Ear pits are the most common congenital abnormality seen in affected patients and may be seen in almost 76% of all patients. Angular mouth pits may also be seen. Glaser et al. have also reported the bilateral absence of the ear canals in some patients with ES.[4] In fact, nearly 15% of patients with ES develop severe hearing loss. Strabismus (33%), myopia (38%), and/or ptosis (8%) are other commonly seen ophthalmological abnormalities. Rare conjunctival lesions such as lipodermoid as well as other ocular abnormalities such as Duane's anomaly have also been reported.[5]53% of the patients also exhibit a cleft palate while 60% also exhibit micrognathia. In addition, patients may have a bifid uvula. Patients have a characteristic facial dysmorphism comprised of a prominent long philtrum, a flat nasal bridge, large low-set ears, and down-slanting palpebrae with epicanthal folds. Facial asymmetry is common.[6] Psychomotor delay is seen in all patients afflicted with ES. For instance, affected children first exhibit a smile at a mean age of 7 months. Similarly, most affected patients with ES first start crawling around a mean age of thirty four months. In addition, anxiety has been noted in 16% of affected individuals.

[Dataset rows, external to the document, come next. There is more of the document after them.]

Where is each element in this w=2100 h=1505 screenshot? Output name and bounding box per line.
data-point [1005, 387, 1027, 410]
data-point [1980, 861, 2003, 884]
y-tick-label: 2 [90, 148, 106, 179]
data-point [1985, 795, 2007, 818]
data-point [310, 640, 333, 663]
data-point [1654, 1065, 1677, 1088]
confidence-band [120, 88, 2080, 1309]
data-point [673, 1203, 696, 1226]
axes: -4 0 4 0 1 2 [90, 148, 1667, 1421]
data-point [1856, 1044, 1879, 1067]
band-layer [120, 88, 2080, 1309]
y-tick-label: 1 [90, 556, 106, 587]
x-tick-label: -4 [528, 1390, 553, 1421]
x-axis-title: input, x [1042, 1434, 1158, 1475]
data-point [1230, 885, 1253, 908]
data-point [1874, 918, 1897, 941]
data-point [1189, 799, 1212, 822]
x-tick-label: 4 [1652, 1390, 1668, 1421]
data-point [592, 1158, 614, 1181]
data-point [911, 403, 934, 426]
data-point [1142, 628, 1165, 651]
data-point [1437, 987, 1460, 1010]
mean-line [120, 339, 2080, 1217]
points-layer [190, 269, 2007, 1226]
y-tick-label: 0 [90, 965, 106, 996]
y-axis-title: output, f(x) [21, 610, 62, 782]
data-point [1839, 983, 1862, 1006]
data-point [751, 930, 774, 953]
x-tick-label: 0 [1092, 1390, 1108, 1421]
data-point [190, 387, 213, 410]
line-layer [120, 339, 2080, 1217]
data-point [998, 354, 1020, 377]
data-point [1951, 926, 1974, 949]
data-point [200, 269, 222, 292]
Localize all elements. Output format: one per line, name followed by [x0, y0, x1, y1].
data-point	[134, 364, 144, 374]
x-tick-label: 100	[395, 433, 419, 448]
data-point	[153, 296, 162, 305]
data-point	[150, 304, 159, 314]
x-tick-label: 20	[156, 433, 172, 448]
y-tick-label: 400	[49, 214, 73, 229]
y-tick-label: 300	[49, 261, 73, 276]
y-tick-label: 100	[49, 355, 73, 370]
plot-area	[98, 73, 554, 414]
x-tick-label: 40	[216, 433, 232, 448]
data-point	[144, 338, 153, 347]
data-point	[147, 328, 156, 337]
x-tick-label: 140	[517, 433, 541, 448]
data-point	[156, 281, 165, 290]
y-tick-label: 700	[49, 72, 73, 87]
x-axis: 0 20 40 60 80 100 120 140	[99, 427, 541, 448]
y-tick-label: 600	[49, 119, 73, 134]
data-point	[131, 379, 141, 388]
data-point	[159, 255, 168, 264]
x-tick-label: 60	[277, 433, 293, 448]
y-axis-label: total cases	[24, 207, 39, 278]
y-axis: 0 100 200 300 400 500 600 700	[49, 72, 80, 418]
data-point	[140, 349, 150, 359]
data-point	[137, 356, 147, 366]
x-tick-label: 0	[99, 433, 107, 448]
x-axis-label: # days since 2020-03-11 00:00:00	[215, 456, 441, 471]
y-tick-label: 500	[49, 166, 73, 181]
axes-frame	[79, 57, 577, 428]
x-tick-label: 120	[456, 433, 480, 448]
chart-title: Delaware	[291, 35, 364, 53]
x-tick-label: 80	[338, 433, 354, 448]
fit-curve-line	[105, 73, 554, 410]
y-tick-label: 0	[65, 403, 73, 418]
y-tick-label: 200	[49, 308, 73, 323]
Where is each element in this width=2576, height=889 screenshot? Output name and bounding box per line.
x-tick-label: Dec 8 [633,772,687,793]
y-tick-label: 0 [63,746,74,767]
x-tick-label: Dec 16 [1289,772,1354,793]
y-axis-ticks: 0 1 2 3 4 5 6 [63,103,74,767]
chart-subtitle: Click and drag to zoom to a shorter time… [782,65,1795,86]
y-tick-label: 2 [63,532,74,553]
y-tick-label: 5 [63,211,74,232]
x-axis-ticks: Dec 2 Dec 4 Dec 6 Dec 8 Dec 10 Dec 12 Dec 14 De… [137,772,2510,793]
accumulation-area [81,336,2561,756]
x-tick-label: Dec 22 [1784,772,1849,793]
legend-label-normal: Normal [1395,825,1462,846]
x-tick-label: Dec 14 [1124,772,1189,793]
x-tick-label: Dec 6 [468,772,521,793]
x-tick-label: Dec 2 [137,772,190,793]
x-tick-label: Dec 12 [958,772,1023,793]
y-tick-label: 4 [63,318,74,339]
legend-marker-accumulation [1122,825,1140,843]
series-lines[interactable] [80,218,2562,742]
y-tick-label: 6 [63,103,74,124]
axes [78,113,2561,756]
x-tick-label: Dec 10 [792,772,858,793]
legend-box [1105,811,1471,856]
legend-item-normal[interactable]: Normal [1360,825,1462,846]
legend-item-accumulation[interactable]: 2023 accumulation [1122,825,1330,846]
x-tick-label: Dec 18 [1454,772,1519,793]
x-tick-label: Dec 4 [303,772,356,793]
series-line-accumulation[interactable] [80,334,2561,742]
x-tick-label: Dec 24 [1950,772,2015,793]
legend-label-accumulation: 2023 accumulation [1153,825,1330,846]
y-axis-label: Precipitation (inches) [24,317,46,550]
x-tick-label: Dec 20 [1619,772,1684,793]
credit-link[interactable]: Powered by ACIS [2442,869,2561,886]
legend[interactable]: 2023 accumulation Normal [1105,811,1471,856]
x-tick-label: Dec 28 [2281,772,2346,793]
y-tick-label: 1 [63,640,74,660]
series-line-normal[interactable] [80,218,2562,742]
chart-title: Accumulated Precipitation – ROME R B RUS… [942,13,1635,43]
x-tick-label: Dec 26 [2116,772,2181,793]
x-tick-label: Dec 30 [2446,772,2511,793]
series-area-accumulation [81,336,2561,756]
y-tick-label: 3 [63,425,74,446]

Gremeau et al. have also reported congenital diaphragmatic hernia in ES.[7] Similarly, inguinal hernias are seen in 14% of patients. Cardiac anomalies are also seen in almost 62% of all affected patients. Commonly encountered defects include tetralogy of Fallot, persistent left superior vena cava, and “patent ductus arteriosus.” Defects such as ASD (45%) and VSD (13%) are also common. Patients may also develop intra-abdominal anatomical anomalies. For instance, Fenerci et al. have recently reported pancreatic hypoplasia as well as agenesis of the left hepatic lobe in ES.[8] Nearly 54% of affected children also develop gastro-esophageal reflux. Hirschsprung disease and biliary atresia have also been reported in some patients with ES. In addition, 19% of affected patients develop renal abnormalities. In addition, cryptorchidism is seen in 46% of patients while recurrent urinary tract infections are seen in 18% of affected individuals.

Neurological abnormalities are also frequently seen in patients with ES. For instance, nearly 48% of affected patients develop seizures.[9] On the other hand, hypotonia is seen in 65% of cases. Medne et al. in a recent study have reported that microcephaly is a universal finding in ES and is seen in 100% of all affected males.[10] In addition, hydrocephalus may develop in 11% of affected patients. In addition, Dandy Walker malformation develops in 8% of patients while hypoplasia of the corpus callosum is seen in 19% of cases.

A number of skeletal abnormalities may also develop in ES. For instance, nearly 47% of patients develop dislocation of the hip joints while joint contractures develop in 15% of patients with ES. Zaki et al. have recently also reported hyper-extensibility of the joints of the hands and arachnodactyly in some patients with ES.[11] Bilateral talipes may also be seen. In addition, scoliosis and kyphosis affect nearly 1/3rd of the patients. In addition, affected patients may have extra finger creases.

Failure to thrive is seen in as many as 63% of affected children.[12] Patients are especially prone to recurrent infections especially recurrent otitis media. Similarly, recurrent pneumonia develops in nearly 47% of affected patients.[13] Nearly 1/5th of affected patients end up requiring a G tube.[14]

As is obvious from the above discussion, ES may mimic Kabuki syndrome. Identification of the above features may help in early diagnosis of ES.